Hi guys, I am new here and a total noob in pencil portrait. I never have the talent nor the experience in this. But I decided to do it so I could give out as a gift for my girl.

I have no friend who experienced in drawing to help critic my drawing so I searched the web and found this website. Please critic and leave me feedback on how I could improve the drawing. I would hope to make it a little bit more realistic, now it just very anime like. I am not trying to achieve a pro level realism but any tips to make it better is appreciated.

Thanks!


----------



## dickhutchings (Oct 6, 2015)

Wow, you're off to a good start. I wouldn't know where to begin helping you improve this but I can definitely say keep drawing and it will come. You've got some talent, as they say the greatest artist has yet to pick up a brush or pencil in this case.


----------



## Cyclone1 (Oct 14, 2017)

dickhutchings said:


> Wow, you're off to a good start. I wouldn't know where to begin helping you improve this but I can definitely say keep drawing and it will come. You've got some talent, as they say the greatest artist has yet to pick up a brush or pencil in this case.

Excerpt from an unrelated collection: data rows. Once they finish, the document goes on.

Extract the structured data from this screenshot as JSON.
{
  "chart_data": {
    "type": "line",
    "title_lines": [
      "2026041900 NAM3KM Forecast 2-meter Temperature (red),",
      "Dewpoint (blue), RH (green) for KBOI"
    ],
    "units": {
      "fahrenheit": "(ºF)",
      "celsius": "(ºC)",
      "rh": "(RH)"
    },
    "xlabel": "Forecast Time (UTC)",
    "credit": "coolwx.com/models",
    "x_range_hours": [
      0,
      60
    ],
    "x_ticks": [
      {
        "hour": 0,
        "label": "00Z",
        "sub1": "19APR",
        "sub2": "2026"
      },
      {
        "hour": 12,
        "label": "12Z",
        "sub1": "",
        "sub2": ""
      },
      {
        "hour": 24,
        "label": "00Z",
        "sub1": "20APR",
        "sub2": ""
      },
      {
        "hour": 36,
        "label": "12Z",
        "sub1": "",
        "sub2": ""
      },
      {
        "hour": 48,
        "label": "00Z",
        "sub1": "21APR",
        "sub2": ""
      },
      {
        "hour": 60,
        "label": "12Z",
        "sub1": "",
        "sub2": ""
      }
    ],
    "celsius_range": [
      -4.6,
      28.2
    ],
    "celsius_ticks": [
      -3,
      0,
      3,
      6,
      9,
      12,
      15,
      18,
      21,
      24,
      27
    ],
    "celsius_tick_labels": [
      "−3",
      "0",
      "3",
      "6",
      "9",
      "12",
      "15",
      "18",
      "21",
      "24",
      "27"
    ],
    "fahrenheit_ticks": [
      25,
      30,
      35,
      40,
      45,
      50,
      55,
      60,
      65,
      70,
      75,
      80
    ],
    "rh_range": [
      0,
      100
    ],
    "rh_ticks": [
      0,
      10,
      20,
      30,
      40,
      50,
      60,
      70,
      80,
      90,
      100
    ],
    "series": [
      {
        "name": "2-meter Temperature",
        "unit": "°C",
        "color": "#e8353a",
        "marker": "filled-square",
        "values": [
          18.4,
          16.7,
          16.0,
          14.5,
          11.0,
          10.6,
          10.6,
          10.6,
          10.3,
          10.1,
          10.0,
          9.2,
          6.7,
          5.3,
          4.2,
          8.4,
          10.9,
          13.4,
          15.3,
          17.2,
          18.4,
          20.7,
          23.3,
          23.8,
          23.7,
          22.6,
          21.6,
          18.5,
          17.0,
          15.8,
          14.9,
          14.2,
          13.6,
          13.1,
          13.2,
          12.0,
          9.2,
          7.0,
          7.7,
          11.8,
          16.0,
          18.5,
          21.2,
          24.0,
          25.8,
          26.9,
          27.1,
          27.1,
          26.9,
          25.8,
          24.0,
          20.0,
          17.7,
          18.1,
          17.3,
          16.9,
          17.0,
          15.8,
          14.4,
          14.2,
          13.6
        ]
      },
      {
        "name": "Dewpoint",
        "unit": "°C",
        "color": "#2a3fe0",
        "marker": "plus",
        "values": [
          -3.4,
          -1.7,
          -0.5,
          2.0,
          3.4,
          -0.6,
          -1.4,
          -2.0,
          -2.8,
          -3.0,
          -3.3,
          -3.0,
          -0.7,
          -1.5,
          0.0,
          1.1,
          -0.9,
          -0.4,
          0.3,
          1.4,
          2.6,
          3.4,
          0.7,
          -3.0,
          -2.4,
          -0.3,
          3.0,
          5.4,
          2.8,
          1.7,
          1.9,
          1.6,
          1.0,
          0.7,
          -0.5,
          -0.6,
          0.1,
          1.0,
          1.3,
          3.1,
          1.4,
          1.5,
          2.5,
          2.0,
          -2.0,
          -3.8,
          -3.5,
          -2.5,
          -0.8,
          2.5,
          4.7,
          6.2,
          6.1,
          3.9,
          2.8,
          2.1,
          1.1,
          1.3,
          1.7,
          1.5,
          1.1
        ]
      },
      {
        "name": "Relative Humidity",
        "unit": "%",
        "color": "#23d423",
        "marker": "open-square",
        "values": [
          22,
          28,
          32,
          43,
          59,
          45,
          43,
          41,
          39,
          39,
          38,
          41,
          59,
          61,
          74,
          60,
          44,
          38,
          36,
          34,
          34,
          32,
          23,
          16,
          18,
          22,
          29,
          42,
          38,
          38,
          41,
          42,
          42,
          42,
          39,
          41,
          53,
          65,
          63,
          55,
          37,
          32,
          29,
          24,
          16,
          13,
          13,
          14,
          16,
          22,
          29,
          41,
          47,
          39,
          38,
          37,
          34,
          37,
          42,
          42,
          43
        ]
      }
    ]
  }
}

I had almost begin to wonder if my drawing was so bad that people don't know where to start.
Your kind word restored confident in me. Thank you sir!

This drawing took me almost half year to complete. I went through a lot of video tutorial on YouTube and been in and out of demotivation and motivation cycle countless of time, and now it finally completed :')


----------



## dickhutchings (Oct 6, 2015)

Ah yes, motivation. I could use some.


----------